Estas obras de infraestructura para el transporte masivo, que requieren de una gran inversión, no pueden estar "pensadas" sólo para las horas pico; por lo contrario, deben vincular zonas de interés, de equipamientos significativos para la ciudad y atravesar áreas de alta densidad de población; es decir, dar respuesta a múltiples demandas asegurando una mayor accesibilidad.
Otra acción que no requiere de grandes inversiones pero sí de la definición de políticas, planes y programas para el corto y mediano plazo es el reordenamiento del transporte público: asegurar una accesibilidad coherente para la ciudad, en su rol integrador, y calificar el espacio público en lo referido a la movilidad.
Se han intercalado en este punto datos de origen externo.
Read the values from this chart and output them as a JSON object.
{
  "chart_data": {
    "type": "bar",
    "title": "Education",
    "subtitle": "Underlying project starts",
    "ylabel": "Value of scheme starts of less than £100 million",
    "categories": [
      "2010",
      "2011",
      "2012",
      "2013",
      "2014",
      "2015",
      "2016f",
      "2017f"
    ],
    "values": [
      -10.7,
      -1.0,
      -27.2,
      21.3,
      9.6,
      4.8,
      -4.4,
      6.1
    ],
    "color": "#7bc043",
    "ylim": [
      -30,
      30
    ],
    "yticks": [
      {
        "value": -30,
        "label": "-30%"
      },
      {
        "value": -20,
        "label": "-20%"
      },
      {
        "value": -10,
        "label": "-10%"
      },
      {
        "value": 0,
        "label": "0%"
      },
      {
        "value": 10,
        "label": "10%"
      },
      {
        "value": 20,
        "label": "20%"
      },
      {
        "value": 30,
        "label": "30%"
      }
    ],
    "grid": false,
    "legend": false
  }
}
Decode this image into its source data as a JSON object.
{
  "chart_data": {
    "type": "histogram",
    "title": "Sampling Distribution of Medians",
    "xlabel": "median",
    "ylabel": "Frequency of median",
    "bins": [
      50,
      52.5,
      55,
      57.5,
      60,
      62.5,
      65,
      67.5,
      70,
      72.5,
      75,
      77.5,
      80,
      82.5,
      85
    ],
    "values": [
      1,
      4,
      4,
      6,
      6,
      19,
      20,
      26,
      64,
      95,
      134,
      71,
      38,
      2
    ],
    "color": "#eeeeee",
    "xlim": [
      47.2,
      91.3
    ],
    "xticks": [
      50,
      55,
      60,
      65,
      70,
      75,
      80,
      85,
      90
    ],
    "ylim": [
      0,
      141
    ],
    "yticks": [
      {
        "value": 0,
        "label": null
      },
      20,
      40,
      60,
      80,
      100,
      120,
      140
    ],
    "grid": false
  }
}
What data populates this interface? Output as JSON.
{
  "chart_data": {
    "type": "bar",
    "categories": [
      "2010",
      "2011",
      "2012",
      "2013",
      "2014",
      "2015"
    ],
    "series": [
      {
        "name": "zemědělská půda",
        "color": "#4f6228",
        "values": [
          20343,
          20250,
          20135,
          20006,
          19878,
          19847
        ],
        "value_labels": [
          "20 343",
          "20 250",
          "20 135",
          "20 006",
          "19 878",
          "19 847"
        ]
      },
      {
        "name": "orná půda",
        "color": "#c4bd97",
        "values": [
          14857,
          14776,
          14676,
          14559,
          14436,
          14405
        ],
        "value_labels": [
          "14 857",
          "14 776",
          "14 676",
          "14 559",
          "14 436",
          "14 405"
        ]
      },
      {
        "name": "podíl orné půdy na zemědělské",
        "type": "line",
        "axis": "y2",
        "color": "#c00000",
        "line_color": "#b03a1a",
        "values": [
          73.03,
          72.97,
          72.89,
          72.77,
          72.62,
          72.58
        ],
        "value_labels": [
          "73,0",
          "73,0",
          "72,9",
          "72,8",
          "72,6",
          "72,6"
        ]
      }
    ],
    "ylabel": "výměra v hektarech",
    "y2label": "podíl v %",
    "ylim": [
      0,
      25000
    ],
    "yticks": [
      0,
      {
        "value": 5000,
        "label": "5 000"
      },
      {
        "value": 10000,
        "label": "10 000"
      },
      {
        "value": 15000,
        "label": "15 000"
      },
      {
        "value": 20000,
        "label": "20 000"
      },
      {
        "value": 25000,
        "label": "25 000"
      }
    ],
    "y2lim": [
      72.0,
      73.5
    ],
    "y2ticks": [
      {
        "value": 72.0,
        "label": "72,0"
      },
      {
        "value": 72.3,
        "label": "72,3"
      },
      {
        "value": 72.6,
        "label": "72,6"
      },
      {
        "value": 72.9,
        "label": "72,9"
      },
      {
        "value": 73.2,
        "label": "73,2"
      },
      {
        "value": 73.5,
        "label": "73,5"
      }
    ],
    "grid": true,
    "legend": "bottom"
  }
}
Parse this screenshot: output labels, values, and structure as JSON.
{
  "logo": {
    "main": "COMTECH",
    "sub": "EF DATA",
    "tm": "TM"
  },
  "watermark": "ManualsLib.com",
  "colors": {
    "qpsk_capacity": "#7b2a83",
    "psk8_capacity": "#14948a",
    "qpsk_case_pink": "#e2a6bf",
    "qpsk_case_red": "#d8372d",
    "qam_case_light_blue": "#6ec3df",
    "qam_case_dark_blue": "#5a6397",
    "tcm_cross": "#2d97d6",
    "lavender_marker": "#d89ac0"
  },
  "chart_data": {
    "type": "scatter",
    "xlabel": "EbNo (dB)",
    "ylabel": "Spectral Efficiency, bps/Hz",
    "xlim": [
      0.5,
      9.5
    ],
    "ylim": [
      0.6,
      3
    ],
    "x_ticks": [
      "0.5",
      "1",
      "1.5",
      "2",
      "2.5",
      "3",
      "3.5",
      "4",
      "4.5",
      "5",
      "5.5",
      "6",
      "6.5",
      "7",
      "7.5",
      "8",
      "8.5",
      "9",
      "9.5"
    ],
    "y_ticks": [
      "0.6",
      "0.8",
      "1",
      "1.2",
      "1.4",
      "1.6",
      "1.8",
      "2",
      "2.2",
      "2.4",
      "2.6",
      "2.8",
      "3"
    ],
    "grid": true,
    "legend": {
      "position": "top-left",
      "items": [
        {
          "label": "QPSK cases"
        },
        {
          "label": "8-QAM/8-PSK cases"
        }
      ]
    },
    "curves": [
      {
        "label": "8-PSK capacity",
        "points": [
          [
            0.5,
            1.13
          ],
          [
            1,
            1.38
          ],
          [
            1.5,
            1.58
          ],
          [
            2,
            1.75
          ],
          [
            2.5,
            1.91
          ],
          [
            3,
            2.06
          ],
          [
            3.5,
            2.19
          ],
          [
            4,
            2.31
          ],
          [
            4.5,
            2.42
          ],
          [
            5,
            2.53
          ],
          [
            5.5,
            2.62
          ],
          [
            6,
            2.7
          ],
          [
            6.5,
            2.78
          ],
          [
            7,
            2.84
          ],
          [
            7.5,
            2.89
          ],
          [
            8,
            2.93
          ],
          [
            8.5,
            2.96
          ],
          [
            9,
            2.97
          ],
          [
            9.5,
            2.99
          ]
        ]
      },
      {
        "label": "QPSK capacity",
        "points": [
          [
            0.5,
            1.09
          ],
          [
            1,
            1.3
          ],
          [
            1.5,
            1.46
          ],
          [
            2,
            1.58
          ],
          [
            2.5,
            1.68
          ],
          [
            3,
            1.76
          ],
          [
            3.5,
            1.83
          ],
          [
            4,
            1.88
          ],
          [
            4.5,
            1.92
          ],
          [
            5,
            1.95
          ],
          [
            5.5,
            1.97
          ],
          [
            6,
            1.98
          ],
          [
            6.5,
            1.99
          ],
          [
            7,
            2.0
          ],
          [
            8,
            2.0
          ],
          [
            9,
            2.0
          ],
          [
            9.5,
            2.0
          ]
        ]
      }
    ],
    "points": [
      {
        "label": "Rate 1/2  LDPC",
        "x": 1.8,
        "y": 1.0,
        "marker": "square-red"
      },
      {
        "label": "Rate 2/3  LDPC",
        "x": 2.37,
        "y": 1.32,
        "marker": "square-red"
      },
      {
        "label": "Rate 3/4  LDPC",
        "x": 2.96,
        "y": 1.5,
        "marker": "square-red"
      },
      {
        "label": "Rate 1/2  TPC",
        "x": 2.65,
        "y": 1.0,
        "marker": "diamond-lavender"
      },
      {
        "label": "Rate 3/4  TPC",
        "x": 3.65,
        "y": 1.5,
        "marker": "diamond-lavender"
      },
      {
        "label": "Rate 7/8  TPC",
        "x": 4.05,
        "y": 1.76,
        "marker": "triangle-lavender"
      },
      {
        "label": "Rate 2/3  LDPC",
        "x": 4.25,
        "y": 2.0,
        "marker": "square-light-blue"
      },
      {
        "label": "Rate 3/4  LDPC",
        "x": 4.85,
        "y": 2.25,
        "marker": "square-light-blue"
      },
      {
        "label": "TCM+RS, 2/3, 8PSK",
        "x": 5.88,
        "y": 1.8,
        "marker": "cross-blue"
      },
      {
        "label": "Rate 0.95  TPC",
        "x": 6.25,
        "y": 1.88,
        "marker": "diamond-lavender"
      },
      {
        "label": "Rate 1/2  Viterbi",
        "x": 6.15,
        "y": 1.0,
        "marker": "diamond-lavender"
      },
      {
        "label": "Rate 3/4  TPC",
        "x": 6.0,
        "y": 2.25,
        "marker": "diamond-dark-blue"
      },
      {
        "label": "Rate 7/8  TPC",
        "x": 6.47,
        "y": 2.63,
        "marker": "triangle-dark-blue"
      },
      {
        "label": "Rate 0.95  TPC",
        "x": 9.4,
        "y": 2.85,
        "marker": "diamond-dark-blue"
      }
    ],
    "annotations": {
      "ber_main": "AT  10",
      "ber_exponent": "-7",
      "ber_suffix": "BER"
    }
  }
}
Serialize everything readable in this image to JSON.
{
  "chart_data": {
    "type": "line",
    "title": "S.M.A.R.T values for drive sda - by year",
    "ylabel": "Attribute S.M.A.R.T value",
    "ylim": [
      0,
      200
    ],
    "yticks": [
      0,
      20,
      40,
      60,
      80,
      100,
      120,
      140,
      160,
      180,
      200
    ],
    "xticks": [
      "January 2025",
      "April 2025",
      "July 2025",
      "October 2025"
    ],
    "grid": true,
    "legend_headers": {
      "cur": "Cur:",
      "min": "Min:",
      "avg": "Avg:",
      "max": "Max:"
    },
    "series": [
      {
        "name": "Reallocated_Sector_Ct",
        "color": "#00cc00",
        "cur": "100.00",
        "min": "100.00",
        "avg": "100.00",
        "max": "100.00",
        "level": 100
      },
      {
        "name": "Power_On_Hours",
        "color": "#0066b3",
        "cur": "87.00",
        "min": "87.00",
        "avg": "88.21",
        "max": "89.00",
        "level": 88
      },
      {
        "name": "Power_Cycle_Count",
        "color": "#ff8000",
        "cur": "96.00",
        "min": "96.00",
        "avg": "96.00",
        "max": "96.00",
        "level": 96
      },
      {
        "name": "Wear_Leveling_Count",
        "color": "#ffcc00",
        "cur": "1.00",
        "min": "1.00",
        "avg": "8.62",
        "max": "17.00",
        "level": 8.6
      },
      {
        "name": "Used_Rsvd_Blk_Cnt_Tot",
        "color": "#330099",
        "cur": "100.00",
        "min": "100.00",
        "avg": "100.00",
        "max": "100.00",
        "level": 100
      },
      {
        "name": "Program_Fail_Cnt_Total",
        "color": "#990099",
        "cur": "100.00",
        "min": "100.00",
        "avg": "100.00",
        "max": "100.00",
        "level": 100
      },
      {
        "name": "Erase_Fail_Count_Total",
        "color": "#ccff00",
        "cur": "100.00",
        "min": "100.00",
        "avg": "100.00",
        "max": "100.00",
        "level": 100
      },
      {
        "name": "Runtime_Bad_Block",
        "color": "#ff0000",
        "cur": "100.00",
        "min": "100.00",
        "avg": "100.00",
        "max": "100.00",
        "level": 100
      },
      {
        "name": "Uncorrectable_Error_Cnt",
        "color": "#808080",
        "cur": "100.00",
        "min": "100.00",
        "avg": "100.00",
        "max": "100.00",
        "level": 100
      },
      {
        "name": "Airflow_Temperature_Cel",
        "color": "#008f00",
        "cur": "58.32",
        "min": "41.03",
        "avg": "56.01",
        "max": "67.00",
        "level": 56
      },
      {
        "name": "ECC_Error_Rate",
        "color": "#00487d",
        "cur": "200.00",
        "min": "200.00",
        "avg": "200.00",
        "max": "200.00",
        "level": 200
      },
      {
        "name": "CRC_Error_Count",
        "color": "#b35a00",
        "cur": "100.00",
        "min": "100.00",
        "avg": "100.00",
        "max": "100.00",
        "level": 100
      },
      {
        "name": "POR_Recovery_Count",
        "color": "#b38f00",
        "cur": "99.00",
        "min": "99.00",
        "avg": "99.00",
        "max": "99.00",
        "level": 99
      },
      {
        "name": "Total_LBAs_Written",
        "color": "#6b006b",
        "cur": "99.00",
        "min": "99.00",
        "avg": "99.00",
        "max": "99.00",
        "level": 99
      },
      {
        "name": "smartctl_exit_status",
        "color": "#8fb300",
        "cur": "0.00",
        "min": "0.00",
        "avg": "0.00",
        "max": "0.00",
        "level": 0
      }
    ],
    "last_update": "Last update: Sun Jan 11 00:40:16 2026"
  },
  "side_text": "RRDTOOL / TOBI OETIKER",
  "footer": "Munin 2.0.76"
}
Por ejemplo: paradores con información de recorridos, costos y frecuencias.
Y termino con algunas preguntas, en cuya formulación subyacen sus respuestas. ¿Cuándo se va a resolver la conexión Norte-Sur, es decir, la Ribereña? ¿Cómo se va a resolver la fractura urbana que define el "muro continuo y en movimiento" de contenedores en Madero-Huergo? ¿Cuándo vamos a recuperar el paisaje urbano que perdimos en la Dársena F por la pared multicolor de contenedores que alteró el perfil de la usina?